Pop Goes the CulturePosted: January 4, 2010
Hip priests use pop culture references in their sermons. Or at least priests who think they’re hip in a connect-with-the-people kind of way. In a way that says I-may-be-a-priest-but-I’m-still-cool-(really) kind of way. Hip priests also have goatees but that’s another subject.
I use pop culture references on occasion not because I’m hip, necessarily, but because it’s the world in which I live. They may date me — they often seem to come from the ’80’s — but if something pops into my head I’ll often work it into a sermon. I don’t preach the reference but consider it the “salt” that spices up my text and keeps people engaged. You never know what might get worked in. I try never try to force anything and I certainly don’t use them every week. But I have fun with them. Though I admit I sometimes edit them out at the 8 o’clock service because I’m not a big fan of blank stares from the pulpit.

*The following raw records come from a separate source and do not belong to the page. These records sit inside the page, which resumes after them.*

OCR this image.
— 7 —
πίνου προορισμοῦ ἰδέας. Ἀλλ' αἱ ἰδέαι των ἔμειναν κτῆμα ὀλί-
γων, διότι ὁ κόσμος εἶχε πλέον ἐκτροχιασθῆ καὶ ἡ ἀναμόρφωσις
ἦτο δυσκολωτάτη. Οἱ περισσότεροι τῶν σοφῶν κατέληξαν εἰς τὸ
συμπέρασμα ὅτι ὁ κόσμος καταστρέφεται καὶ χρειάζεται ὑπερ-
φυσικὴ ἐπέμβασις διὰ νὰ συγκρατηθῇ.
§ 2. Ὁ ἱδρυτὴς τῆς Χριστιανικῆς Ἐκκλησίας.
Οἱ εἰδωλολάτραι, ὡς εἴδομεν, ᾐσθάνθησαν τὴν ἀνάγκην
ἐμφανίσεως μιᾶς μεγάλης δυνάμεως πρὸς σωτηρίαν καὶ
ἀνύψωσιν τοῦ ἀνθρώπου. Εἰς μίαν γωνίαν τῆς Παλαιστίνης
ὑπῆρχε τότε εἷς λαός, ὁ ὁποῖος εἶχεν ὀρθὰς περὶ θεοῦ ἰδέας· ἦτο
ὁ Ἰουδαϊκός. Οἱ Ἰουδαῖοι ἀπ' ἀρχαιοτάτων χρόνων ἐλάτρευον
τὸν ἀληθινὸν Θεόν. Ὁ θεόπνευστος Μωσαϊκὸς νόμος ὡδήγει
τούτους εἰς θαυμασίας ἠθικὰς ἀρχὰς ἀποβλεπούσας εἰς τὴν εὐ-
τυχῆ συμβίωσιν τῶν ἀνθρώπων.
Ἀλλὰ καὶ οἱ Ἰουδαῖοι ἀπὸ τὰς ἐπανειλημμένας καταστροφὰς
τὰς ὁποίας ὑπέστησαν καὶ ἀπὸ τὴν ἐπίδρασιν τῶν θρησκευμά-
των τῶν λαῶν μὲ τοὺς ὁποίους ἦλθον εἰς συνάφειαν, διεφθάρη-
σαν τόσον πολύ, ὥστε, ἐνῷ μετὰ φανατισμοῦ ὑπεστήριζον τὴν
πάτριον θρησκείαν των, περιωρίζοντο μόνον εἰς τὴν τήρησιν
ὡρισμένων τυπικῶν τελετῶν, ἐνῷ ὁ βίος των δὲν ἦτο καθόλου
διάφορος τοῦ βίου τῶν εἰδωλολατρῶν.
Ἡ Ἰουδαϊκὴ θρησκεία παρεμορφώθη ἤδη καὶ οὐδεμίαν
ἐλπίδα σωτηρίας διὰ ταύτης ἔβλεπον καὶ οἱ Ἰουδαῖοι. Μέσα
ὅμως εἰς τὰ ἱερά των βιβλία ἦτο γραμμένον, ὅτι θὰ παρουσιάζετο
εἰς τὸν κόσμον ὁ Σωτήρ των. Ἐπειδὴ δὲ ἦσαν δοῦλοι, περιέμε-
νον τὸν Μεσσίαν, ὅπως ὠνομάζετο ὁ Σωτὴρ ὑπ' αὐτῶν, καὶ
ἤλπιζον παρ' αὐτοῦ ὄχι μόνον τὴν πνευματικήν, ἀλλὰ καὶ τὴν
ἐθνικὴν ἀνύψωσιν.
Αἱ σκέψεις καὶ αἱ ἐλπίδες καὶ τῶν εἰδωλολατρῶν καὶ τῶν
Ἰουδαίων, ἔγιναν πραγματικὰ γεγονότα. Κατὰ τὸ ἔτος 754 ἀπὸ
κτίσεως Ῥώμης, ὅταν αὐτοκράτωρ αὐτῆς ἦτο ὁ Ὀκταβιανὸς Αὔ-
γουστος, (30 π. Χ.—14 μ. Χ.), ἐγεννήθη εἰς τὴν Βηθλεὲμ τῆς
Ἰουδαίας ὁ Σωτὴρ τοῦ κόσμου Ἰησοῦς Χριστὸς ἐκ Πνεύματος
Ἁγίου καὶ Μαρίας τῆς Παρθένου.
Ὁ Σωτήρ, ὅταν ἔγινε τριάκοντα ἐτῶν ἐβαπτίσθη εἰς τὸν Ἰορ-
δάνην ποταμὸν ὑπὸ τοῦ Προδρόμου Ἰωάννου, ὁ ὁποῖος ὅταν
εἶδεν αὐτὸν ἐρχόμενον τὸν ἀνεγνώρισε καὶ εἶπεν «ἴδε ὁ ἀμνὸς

The categories tend to be movies, music, and sports. Here are a few from the last couple of months:
Yesterday, I quoted Mel Brooks’ History of the World, Part I in reference to Herod’s tight grip on his earthly kingdom: “It’s good to be the king.” Some got it; some didn’t. Which was just fine. In a sermon about the apocalypse this fall I worked in REM’s “It’s the end of the world as we know it (and I feel fine).” How could I not? During Advent I compared John the Baptist to a fullback clearing the way for Jesus (gotta throw a bone to the guys in the congregation on occasion). And the Sunday after Christmas, in reminding people that Christmas is not just a day but a season, I told them to “Party like it’s 1999,” quoting Prince, if not the Prince of Peace.
My friend and colleague Scott Gunn, a priest in Rhode Island, quoted both and Origen and Will Ferrell’s Talladega Nights in yesterday’s sermon. Brilliant — I assume. And, knowing Scott, quite authentic. Which is precisely the point. If the reference isn’t forced; if it relates to the readings; then it has the potential to help people see the gospel in a new way.
And heck, what were the parables of Jesus if not the pop culture references of ancient Palestine?